© Photo by Wade Treichler
Marfa Lights Viewing Area
Near Highways 90 and 67
North of Big Bend National Park, 10 miles east of Marfa, Texas
The Marfa Mystery Lights are reported as brightly glowing basketball-sized spheres of illumination which appear to hover above the ground on clear nights. Usually shining in colors such as white, yellow, orange, or red (sometimes green and blue), the ball-shaped objects are said to move around at both low and high speeds, split apart and remerge, disappear and reappear.
An official sign posted at the viewing center recounts the history thus far:
"The Marfa Lights, mysterious and unexplained lights that have been reported in the area for over one hundred years, have been the subject of many theories. The first recorded sighting of the lights was by rancher Robert Ellison in 1883. Variously explained as campfires, phosphorescent minerals, swamp gas, static electricity, St. Elmo's Fire, and 'ghost lights,' the lights reportedly change colors, move around, and change in intensity. Scholars have reported over seventy-five local folk tales dealing with the unexplained phenomenon."
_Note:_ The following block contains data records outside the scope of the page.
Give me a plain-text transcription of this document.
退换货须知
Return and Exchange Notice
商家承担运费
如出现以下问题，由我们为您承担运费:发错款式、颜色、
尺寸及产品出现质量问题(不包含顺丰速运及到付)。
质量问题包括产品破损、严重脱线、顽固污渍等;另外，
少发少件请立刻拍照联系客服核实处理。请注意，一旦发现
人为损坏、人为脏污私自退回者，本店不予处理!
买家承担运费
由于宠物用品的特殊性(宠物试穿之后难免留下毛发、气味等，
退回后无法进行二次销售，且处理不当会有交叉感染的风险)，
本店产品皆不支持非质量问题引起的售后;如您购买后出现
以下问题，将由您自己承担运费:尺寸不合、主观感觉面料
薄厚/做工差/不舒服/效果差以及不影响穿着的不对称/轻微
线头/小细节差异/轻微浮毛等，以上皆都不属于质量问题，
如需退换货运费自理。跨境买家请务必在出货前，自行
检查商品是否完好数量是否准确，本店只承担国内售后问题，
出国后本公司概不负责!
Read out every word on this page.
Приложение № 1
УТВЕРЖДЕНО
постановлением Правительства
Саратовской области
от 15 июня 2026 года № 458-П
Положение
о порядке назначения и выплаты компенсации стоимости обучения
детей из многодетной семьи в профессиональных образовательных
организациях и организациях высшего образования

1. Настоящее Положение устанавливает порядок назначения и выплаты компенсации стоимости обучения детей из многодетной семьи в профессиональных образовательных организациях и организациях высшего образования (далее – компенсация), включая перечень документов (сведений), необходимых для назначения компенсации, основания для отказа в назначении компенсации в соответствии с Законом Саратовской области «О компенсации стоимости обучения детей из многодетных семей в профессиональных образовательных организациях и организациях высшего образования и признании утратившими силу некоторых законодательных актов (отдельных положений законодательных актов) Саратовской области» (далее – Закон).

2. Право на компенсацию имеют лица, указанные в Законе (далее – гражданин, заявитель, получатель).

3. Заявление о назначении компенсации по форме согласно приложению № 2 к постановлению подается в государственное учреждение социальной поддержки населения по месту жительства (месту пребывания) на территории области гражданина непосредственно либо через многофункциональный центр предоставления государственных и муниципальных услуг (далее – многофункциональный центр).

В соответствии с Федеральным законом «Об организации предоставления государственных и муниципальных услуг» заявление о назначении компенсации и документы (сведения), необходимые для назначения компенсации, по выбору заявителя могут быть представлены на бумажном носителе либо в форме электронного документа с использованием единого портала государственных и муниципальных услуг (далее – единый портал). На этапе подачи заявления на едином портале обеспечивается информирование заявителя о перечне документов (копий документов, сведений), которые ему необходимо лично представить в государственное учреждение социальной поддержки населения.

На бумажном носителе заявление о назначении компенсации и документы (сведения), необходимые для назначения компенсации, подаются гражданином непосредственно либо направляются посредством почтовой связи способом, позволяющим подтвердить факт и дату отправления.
When presented with cynical suppositions that the lights are caused by automobile headlights or by campfires, local mystics note that the viewing area is quite remote and that cars and campfires have not been found to be in existence at the location of the lights. A commonly accepted and possibly plausible explanation is that the unique lights are caused by an atmospheric phenomenon resulting from the interaction of warm and cold layers of air.
Marfa residents and curious visitors celebrate this strange mystery at the traditional annual Marfa Lights Festival held each September on Labor Day Weekend. Activities include a parade, contests, street dances, food, crafts, and more.